Active directory Database Maintenance
The backup and restoring of active directory is essential when developing your organizations contingency plan and disaster recovery security policy. If anything happens to your active directory and you have a backup you will be able to restore your AD to the last state before it was backed up. In other words backup your active directory regularly. Backing up the system state of all of your domain controllers will ensure that you have a complete active directory backup. However I recommend that you backup everything on your domain controllers for a more complete backup plan. Please remember to restore regularly for if you can not restore it is futile to backup.
The Restore process
The restore process should be one of the most documented and pertinent part of your active directory security strategy.

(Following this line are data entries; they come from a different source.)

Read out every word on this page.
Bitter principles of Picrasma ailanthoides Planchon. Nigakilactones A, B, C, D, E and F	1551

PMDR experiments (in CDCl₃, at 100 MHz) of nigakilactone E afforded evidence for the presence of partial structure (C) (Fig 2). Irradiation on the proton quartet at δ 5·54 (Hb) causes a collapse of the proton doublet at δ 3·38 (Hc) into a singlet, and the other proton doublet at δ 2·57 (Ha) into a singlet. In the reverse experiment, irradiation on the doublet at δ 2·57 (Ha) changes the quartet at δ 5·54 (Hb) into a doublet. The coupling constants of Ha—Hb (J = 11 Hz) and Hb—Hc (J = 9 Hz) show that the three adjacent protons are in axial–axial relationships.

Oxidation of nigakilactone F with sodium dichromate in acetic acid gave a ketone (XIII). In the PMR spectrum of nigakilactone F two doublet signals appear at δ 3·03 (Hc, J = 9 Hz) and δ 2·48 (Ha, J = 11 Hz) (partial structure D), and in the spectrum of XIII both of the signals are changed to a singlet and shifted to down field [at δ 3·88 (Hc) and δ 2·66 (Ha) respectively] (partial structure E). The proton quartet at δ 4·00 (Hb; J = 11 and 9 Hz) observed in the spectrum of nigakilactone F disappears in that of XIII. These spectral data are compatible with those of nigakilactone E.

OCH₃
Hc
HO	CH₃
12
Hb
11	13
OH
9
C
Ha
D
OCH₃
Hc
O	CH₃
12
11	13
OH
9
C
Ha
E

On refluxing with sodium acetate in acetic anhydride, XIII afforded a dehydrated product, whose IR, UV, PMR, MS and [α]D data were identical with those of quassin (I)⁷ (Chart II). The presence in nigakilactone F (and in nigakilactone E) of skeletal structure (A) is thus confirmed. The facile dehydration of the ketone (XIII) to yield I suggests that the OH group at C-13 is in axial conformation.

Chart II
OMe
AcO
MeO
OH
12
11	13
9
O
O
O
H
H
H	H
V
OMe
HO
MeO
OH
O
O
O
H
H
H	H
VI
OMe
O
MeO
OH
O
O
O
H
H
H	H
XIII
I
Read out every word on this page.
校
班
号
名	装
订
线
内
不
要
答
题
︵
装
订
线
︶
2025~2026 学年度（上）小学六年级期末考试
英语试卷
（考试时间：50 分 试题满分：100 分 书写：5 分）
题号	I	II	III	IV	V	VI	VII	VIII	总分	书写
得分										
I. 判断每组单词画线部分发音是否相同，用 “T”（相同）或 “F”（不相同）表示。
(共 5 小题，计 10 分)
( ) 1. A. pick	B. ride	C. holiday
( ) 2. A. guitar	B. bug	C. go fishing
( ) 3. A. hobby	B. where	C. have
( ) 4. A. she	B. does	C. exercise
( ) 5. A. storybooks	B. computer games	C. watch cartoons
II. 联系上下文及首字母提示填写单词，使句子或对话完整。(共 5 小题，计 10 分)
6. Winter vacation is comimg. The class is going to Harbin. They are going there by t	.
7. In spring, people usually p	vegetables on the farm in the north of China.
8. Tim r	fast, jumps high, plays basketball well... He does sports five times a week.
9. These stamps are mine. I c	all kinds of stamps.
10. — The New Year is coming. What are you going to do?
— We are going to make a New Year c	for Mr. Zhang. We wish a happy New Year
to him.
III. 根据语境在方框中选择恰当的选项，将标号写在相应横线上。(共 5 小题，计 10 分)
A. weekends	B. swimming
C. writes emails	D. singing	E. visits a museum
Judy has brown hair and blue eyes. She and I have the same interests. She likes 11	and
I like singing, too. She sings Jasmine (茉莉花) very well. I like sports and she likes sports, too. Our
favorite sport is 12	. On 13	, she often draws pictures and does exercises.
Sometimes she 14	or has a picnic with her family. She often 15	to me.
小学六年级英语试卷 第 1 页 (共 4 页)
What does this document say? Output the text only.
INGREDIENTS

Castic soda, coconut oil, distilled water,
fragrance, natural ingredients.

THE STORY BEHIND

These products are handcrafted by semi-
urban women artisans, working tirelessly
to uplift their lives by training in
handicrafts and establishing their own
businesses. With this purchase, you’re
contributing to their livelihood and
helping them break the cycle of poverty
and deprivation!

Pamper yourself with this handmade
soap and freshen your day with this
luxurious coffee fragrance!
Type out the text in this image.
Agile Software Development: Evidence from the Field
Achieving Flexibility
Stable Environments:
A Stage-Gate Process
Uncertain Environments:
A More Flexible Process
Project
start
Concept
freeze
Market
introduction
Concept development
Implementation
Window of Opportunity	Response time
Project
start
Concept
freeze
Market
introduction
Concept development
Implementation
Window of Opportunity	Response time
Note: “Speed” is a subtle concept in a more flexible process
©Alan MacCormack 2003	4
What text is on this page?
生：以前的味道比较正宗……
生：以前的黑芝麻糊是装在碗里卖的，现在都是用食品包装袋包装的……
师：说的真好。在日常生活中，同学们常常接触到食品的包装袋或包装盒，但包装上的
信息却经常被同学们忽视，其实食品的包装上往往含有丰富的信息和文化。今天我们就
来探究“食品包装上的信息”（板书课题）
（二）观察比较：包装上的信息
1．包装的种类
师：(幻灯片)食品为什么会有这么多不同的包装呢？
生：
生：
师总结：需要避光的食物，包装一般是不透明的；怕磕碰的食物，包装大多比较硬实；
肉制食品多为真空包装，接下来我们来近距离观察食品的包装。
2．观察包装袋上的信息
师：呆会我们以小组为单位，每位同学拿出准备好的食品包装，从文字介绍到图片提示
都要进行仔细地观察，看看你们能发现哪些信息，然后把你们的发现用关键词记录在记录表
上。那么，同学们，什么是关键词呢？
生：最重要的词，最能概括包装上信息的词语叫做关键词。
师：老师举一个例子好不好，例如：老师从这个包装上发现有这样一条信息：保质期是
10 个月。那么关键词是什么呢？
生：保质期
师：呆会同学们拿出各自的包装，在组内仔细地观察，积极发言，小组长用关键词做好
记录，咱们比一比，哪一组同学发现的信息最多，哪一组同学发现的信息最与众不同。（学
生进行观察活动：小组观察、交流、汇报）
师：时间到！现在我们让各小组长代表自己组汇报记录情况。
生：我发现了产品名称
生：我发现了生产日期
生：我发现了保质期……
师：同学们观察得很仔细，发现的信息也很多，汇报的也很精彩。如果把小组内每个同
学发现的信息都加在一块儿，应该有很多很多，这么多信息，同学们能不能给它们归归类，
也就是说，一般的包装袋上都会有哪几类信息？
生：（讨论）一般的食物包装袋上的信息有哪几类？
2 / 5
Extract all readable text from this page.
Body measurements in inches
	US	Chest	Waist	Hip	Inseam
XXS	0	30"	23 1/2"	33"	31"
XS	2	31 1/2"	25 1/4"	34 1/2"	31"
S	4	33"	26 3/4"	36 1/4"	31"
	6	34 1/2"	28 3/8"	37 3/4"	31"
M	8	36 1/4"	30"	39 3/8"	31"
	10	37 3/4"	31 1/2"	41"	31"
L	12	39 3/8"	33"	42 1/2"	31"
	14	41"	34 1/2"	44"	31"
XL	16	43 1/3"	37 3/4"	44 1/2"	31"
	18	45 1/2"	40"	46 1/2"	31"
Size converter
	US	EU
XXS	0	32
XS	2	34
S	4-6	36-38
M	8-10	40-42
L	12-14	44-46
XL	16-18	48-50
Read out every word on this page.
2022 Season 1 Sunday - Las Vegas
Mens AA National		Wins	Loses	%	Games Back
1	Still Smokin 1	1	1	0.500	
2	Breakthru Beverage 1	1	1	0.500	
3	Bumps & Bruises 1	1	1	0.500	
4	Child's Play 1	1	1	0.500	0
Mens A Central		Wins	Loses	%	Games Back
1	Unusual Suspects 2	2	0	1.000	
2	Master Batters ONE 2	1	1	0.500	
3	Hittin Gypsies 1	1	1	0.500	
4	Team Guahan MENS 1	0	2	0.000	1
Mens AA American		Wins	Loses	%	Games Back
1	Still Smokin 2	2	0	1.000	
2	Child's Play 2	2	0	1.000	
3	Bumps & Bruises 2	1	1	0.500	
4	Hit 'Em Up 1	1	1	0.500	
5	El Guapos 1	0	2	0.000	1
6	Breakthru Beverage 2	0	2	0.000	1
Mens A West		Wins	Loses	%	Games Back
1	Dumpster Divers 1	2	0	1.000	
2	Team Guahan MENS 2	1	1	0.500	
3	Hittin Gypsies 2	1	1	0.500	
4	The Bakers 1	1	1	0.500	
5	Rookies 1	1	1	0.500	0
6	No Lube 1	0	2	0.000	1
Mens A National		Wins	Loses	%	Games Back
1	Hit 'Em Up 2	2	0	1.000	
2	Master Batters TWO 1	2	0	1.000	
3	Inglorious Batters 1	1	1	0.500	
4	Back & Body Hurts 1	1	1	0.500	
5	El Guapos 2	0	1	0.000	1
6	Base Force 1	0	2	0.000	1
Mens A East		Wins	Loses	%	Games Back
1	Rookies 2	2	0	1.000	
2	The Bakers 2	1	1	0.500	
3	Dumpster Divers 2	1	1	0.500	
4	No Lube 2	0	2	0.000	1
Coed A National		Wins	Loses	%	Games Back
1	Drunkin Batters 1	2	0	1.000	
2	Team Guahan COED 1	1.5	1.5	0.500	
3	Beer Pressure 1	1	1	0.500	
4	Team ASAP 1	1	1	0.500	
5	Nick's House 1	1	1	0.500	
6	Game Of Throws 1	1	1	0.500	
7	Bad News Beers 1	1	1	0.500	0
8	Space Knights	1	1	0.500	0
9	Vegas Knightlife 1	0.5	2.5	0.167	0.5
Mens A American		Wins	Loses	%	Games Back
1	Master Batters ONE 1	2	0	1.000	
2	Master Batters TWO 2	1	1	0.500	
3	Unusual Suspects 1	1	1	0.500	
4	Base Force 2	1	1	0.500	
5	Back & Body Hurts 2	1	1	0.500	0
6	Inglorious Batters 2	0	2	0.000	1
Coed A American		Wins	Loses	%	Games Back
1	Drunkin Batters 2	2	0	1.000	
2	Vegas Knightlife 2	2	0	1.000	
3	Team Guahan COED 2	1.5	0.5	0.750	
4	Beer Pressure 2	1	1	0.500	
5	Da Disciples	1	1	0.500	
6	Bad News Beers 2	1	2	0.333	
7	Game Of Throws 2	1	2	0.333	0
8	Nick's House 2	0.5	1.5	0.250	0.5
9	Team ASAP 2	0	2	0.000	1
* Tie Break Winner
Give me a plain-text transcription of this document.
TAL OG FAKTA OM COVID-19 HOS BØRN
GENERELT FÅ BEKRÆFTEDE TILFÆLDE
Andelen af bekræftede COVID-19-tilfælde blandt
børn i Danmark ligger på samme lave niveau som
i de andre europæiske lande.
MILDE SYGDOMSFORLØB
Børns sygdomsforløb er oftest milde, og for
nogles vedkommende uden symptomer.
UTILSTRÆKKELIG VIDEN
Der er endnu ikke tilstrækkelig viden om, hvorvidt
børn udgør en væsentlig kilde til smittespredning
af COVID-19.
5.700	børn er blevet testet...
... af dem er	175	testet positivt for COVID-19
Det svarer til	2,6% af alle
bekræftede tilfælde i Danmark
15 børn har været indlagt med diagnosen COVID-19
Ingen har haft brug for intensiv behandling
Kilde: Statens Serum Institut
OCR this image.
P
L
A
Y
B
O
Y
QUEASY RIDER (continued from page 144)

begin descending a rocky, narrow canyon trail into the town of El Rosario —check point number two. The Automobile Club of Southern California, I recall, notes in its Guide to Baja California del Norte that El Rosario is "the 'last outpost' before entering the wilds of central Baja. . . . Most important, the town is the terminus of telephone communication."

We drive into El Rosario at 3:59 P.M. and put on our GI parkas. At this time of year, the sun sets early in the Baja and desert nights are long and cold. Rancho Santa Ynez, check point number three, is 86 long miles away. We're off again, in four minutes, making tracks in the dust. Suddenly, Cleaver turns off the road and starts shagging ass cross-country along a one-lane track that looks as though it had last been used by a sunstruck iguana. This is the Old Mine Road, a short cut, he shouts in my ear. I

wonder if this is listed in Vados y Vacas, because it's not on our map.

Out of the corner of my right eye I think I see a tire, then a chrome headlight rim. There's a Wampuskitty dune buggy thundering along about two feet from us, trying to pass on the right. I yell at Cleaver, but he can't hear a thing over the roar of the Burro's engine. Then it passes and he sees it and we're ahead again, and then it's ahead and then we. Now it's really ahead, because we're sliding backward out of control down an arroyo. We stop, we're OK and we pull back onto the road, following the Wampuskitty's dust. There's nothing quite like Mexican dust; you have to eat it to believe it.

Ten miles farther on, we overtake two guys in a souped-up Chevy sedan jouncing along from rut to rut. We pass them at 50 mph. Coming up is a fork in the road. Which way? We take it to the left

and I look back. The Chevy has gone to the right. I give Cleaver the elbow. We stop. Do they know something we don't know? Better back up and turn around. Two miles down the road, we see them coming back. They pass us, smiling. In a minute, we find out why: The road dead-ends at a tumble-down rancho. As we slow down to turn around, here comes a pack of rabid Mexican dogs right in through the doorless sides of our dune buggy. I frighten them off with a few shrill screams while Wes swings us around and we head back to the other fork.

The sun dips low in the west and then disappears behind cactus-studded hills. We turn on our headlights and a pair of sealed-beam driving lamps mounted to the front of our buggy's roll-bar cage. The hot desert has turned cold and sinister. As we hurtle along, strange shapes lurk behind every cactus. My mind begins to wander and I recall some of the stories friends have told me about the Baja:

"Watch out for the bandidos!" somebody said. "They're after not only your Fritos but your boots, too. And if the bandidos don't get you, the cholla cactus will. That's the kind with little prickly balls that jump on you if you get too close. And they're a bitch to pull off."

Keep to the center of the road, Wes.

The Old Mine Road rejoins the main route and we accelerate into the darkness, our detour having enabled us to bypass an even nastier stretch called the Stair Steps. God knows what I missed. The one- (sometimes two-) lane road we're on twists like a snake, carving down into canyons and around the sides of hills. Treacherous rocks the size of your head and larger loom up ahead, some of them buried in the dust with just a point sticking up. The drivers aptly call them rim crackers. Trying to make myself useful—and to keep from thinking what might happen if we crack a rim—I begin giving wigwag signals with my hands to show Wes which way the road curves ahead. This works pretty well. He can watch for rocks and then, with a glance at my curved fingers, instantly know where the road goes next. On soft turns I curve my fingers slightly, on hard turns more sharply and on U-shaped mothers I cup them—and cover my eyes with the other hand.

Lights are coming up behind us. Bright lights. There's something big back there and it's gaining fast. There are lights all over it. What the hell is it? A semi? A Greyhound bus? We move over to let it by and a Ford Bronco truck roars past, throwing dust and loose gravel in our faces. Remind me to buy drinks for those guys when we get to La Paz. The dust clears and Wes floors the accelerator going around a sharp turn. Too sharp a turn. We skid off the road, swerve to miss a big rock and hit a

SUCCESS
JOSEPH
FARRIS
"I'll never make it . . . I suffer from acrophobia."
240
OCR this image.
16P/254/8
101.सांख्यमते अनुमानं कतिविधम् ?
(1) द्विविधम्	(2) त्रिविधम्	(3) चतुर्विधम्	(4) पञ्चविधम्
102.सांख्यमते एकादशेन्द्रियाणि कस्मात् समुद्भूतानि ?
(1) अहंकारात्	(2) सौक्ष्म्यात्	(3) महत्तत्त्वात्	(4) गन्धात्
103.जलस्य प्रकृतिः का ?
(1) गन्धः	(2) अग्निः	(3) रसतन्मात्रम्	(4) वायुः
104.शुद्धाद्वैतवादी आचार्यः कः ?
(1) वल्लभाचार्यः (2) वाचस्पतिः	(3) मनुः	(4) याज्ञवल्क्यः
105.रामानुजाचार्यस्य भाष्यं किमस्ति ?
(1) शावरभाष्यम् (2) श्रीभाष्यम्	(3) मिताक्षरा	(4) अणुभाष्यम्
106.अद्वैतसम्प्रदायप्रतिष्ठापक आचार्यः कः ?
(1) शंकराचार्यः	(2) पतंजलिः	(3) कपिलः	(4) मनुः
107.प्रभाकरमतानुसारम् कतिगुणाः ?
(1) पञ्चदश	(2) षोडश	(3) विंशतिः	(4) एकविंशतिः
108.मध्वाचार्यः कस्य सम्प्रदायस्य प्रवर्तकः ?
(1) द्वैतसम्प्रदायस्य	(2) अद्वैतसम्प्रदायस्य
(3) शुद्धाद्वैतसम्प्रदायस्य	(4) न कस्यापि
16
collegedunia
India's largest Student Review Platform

Non-authoritative restore will
Allow administrators to mark live data as current, thus preventing the replication process from overwriting that information. Note: the administrator must know the distinguished names of objects to be restored. Therefore, it is recommended that system administrators keep an updated object map from which to restore Active Directory objects. Once the data has been restored it will not replicate to the other domain controllers.
Authoritative restore will
Restore the AD to its state before the last backup. Distributed services are restored from the backup and the restored data is then replicated, and when doing this the restore will overwrite live data upon replication. A reader of this article pointed out to me that when doing an authoritative restore you will be able to have the authority to overwrite data.
Warning: Schema changes are permanent. It is recommended to backup AD and the schemas before making schema changes.
In further articles I will detail some deeper aspects of underlying services that need to be more secure in a windows network.
After reading this article it becomes apparent that active directory does not function by itself and that there are underlying services that also need to be taken to account when backing up an active directory system. The whole system as a whole needs to be considered. This document should serve as a good basis when designing your windows 2000 active directory security strategy.